Month: November 2015

Earthquake Insurance becoming more affordable

With less than half of California homeowners opting not to get earthquake insurance due to the cost and high deductibles, The California Earthquake Authority (“CEA”) is aiming to change that beginning in January. The CEA will be offering more coverage choices, more deductible options (5% to 25%) and more affordable rates.  The average reduction in rates will be about 10% with up to a 20% discount to those that have had a verifiable earthquake retrofit on a home built prior to 1979. For more information check out the CEA web-site.

http://www.earthquakeauthority.com/insurancepolicies/Pages/default.aspx

Price reductions are more prominent…close to 50% of active listings in some westside areas

 Last month a colleague noted that around 40% of the active single-family residences (“SFR”) in Culver City experienced a price reduction. We decided to see if this was a trend in other Westside locations and ran the numbers for the Palisades, Santa Monica, Westchester and Mar Vista as of November 24th.

We found Culver City is not unique and the reductions over the last month even increased in Culver City to  14 of the 29 SFR active listings being reduced.

Area  # of Active Listings       # Reduced 

Culver City         29                    14 (2)

Santa Monica      49                    24 (6)

Mar Vista            39                    20 (2)

Westchester         32                    11 (0)

Pacific Palisades 80                    32 (7)

**The # in perenthises are homes the Multiple Listing Service “MLS” mis-categorized as not being reduced. Realtors can come up with tricks to eliminate the reduction label to the public but a check of the listing history of each property can expose this. This practice is more popular in luxury markets.
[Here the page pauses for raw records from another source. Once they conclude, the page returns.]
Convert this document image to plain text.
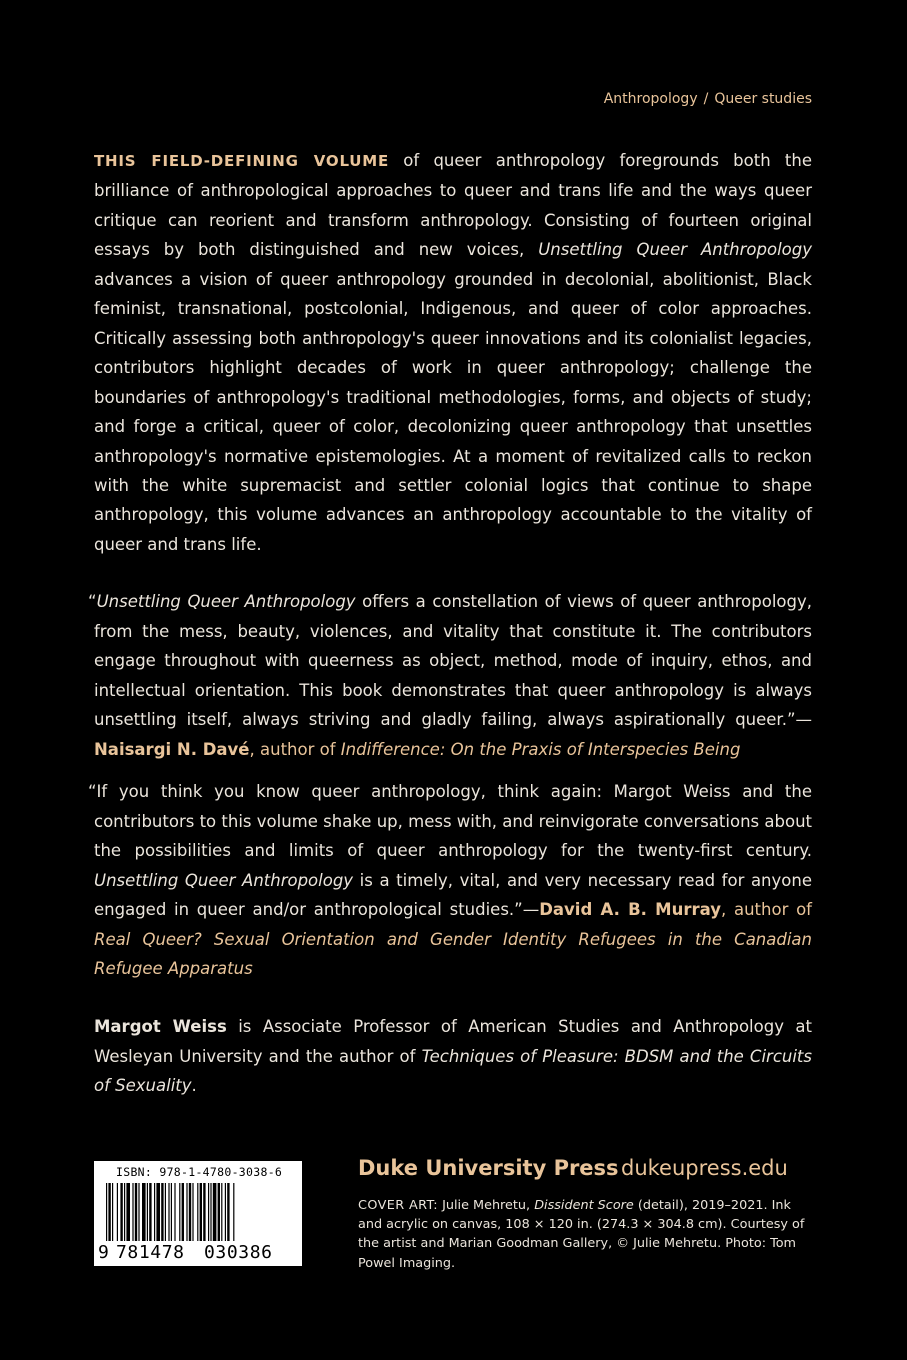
Anthropology / Queer studies
THIS FIELD-DEFINING VOLUME of queer anthropology foregrounds both the brilliance of anthropological approaches to queer and trans life and the ways queer critique can reorient and transform anthropology. Consisting of fourteen original essays by both distinguished and new voices, Unsettling Queer Anthropology advances a vision of queer anthropology grounded in decolonial, abolitionist, Black feminist, transnational, postcolonial, Indigenous, and queer of color approaches. Critically assessing both anthropology's queer innovations and its colonialist legacies, contributors highlight decades of work in queer anthropology; challenge the boundaries of anthropology's traditional methodologies, forms, and objects of study; and forge a critical, queer of color, decolonizing queer anthropology that unsettles anthropology's normative epistemologies. At a moment of revitalized calls to reckon with the white supremacist and settler colonial logics that continue to shape anthropology, this volume advances an anthropology accountable to the vitality of queer and trans life.
“Unsettling Queer Anthropology offers a constellation of views of queer anthropology, from the mess, beauty, violences, and vitality that constitute it. The contributors engage throughout with queerness as object, method, mode of inquiry, ethos, and intellectual orientation. This book demonstrates that queer anthropology is always unsettling itself, always striving and gladly failing, always aspirationally queer.”—Naisargi N. Davé, author of Indifference: On the Praxis of Interspecies Being
“If you think you know queer anthropology, think again: Margot Weiss and the contributors to this volume shake up, mess with, and reinvigorate conversations about the possibilities and limits of queer anthropology for the twenty-first century. Unsettling Queer Anthropology is a timely, vital, and very necessary read for anyone engaged in queer and/or anthropological studies.”—David A. B. Murray, author of Real Queer? Sexual Orientation and Gender Identity Refugees in the Canadian Refugee Apparatus
Margot Weiss is Associate Professor of American Studies and Anthropology at Wesleyan University and the author of Techniques of Pleasure: BDSM and the Circuits of Sexuality.
ISBN: 978-1-4780-3038-6
9 781478 030386
Duke University Press dukeupress.edu
COVER ART: Julie Mehretu, Dissident Score (detail), 2019–2021. Ink and acrylic on canvas, 108 × 120 in. (274.3 × 304.8 cm). Courtesy of the artist and Marian Goodman Gallery, © Julie Mehretu. Photo: Tom Powel Imaging.
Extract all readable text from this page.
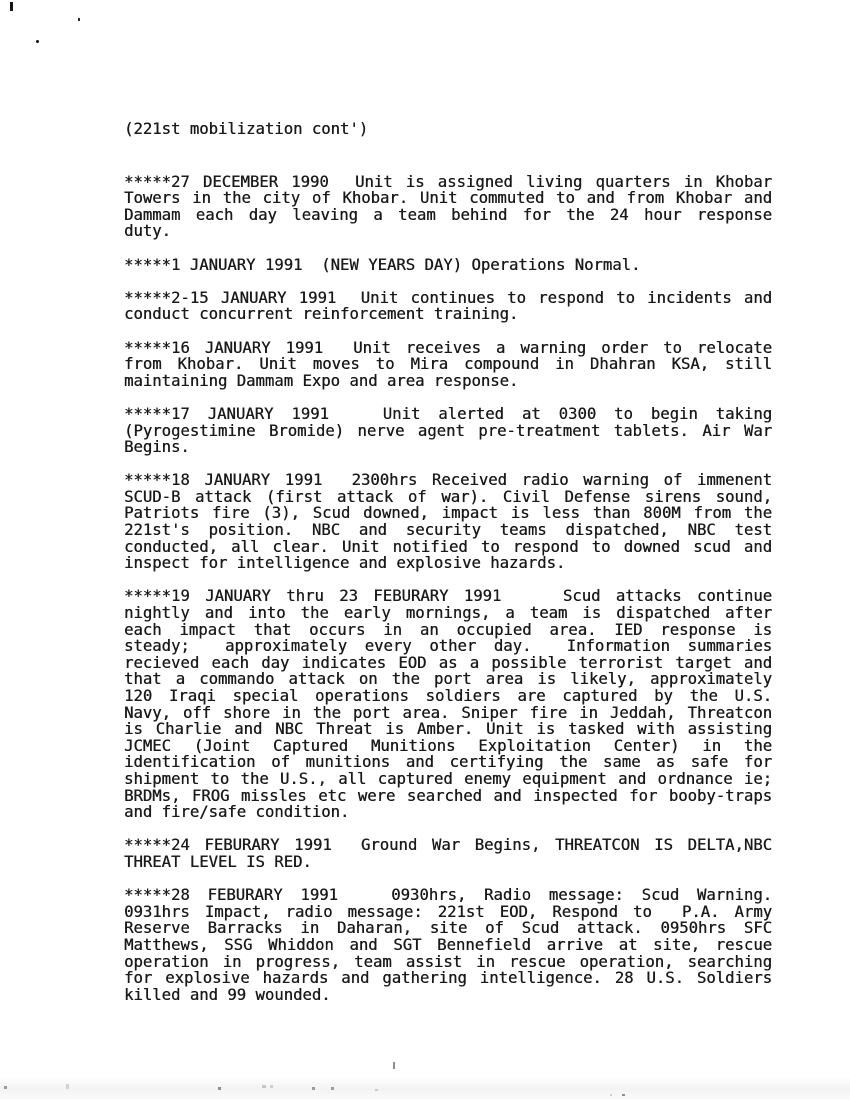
(221st mobilization cont')
*****27 DECEMBER 1990  Unit is assigned living quarters in Khobar
Towers in the city of Khobar. Unit commuted to and from Khobar and
Dammam each day leaving a team behind for the 24 hour response
duty.
*****1 JANUARY 1991  (NEW YEARS DAY) Operations Normal.
*****2-15 JANUARY 1991  Unit continues to respond to incidents and
conduct concurrent reinforcement training.
*****16 JANUARY 1991  Unit receives a warning order to relocate
from Khobar. Unit moves to Mira compound in Dhahran KSA, still
maintaining Dammam Expo and area response.
*****17 JANUARY 1991   Unit alerted at 0300 to begin taking
(Pyrogestimine Bromide) nerve agent pre-treatment tablets. Air War
Begins.
*****18 JANUARY 1991  2300hrs Received radio warning of immenent
SCUD-B attack (first attack of war). Civil Defense sirens sound,
Patriots fire (3), Scud downed, impact is less than 800M from the
221st's position. NBC and security teams dispatched, NBC test
conducted, all clear. Unit notified to respond to downed scud and
inspect for intelligence and explosive hazards.
*****19 JANUARY thru 23 FEBURARY 1991    Scud attacks continue
nightly and into the early mornings, a team is dispatched after
each impact that occurs in an occupied area. IED response is
steady;  approximately every other day.  Information summaries
recieved each day indicates EOD as a possible terrorist target and
that a commando attack on the port area is likely, approximately
120 Iraqi special operations soldiers are captured by the U.S.
Navy, off shore in the port area. Sniper fire in Jeddah, Threatcon
is Charlie and NBC Threat is Amber. Unit is tasked with assisting
JCMEC (Joint Captured Munitions Exploitation Center) in the
identification of munitions and certifying the same as safe for
shipment to the U.S., all captured enemy equipment and ordnance ie;
BRDMs, FROG missles etc were searched and inspected for booby-traps
and fire/safe condition.
*****24 FEBURARY 1991  Ground War Begins, THREATCON IS DELTA,NBC
THREAT LEVEL IS RED.
*****28 FEBURARY 1991   0930hrs, Radio message: Scud Warning.
0931hrs Impact, radio message: 221st EOD, Respond to  P.A. Army
Reserve Barracks in Daharan, site of Scud attack. 0950hrs SFC
Matthews, SSG Whiddon and SGT Bennefield arrive at site, rescue
operation in progress, team assist in rescue operation, searching
for explosive hazards and gathering intelligence. 28 U.S. Soldiers
killed and 99 wounded.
 The percentage of reductions compared to active listings is inflated due to the holiday season with quite a few sellers holding off to list their homes.  However, the trend of increasing reductions has been consistent since the middle of the summer. Typically we see about 25% of the active listings showing a reduction and over the past few years that number has dipped to 10-15% due to the strength of the market.  The increase in the reductions is a sign the market is settling down a little bit with buyers unwilling to pay the heavy premiums we saw earlier this year.

Though we are seeing this trend, do not be mistaken into thinking the market is headed in a downward spiral. Well priced listings (around the true market value), especially those in premium locations, are still selling in multiple offers with favorable terms for the seller.  The market is still strong but just not at the level it was four to six months ago.